When Lizzie Quah, a 23-year-old ballet teacher, started experiencing pain like ‘the worst period cramps’, she thought she had a kidney stone.
On going to hospital she was shocked to discover she was pregnant – just four hours before she gave birth.
Lizzie, from Bloomington, Illinois, has shared her story on TikTok, explaining how she travelled to the emergency room after being kept up at night by severe cramps on 23 June 2019.
She had developed a kidney stone previously, so thought she knew what to do. When she was admitted doctors agreed to give her pain relief drugs, but had to do a physical exam to make sure she wasn’t pregnant.
It turned out she was – and was already dilated eight centimetres when they checked her over.

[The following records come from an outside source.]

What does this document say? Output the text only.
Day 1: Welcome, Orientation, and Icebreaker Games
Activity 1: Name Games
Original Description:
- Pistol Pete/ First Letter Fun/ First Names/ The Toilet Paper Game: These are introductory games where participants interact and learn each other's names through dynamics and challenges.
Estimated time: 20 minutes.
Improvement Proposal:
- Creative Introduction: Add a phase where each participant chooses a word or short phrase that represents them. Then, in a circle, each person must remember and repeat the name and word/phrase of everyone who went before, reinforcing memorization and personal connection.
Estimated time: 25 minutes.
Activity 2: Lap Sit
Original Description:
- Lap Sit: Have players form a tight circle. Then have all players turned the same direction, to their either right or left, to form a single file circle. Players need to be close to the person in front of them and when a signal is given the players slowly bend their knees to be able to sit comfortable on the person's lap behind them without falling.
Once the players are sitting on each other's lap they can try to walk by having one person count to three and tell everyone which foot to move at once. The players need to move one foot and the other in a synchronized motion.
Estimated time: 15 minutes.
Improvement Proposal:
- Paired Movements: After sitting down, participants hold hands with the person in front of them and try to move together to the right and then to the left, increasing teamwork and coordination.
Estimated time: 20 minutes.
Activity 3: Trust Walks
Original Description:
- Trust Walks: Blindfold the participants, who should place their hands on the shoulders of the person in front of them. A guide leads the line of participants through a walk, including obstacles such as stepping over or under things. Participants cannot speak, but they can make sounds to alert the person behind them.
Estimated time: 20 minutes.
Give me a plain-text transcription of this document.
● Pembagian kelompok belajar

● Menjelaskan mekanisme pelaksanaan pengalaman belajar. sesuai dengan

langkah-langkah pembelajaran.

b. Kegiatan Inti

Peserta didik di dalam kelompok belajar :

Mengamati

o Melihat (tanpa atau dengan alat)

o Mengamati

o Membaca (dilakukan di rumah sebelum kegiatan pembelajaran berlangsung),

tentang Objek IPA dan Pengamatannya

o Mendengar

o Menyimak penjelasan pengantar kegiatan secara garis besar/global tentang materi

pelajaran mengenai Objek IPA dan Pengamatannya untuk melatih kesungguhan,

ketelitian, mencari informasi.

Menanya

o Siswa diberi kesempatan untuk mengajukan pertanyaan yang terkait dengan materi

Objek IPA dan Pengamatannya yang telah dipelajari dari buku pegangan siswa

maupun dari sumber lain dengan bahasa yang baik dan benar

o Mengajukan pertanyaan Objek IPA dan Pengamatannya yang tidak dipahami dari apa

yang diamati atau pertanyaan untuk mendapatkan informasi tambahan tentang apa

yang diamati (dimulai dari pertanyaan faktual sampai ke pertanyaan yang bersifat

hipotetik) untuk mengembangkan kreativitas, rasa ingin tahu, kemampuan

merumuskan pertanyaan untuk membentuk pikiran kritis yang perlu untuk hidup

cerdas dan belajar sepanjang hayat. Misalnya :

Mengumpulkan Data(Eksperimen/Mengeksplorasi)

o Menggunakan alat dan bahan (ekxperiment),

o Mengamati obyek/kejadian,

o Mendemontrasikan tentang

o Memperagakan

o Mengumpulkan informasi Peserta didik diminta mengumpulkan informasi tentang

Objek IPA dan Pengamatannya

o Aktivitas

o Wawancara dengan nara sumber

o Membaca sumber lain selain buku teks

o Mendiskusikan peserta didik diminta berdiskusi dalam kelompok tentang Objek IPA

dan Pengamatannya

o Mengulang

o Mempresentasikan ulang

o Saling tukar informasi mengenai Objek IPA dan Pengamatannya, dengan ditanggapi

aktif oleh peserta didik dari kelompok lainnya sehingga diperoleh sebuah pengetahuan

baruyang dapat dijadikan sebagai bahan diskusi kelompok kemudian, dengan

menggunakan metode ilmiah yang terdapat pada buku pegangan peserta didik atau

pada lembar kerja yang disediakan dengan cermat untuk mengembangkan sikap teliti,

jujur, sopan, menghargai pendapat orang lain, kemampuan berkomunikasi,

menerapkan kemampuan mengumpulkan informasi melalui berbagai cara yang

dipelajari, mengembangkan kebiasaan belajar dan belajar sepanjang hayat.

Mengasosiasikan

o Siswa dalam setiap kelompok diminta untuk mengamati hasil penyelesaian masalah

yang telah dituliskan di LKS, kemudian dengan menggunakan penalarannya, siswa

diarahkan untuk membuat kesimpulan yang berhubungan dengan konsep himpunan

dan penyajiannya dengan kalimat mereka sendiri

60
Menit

‘Turns out [I was] in active labour and having a baby that night,’ says Lizzie in her video.
I think I win this challenge 😂😳 *also she is safe she climbs everything. #crazypregancy #fyp #babiesoftiktok #storytime #putafingerdown #wildstory
Just a few hours after the exam, Lizzie ‘pushed out a full-term baby, 6lbs 7oz.’
She describes the birth as ‘the most traumatic experience’ of her life.
‘I found out I was pregnant in the ER with a judgmental doctor’s hands up my vagina, then four hours later I gave birth,’ Lizzie told BuzzFeed News.
‘I didn’t get an epidural because it was too late to help me. I was in excruciating pain, I had no idea if I was having a girl or boy, full-term or premature, healthy or sick baby… it was a lot to process while also in labour.’
Lizzie explains that she experienced no signs of pregnancy and so had no clue she was growing a tiny human.
She gained ‘a little weight’, but thought this was due to a dip in her gym routine and eating unhealthily. She was more tired than usual but dismissed this as a result of working too hard.
Lizzie even appeared to have her regular periods, although it’s likely she had placenta previa or anterior placenta, which causes bleeding that could easily be mistaken for menstruation.
This, along with preeclampsia, made Lizzie’s a high-risk pregnancy – but she had no idea until she went into labour.
Despite all this, Lizzie was lucky to welcome a healthy baby girl, named Winnie June.
She’s now sharing her story to offer support to other mums and women experiencing health issues, urging them to advocate for their care and ask for help when they need it.
‘Whether you knew you were pregnant or not, women deserve respect, understanding, and support while birthing and postpartum,’ she said.
‘I was lucky to have an amazing support system and I still struggled. Advocate for yourself, find support, and don’t try to struggle alone.’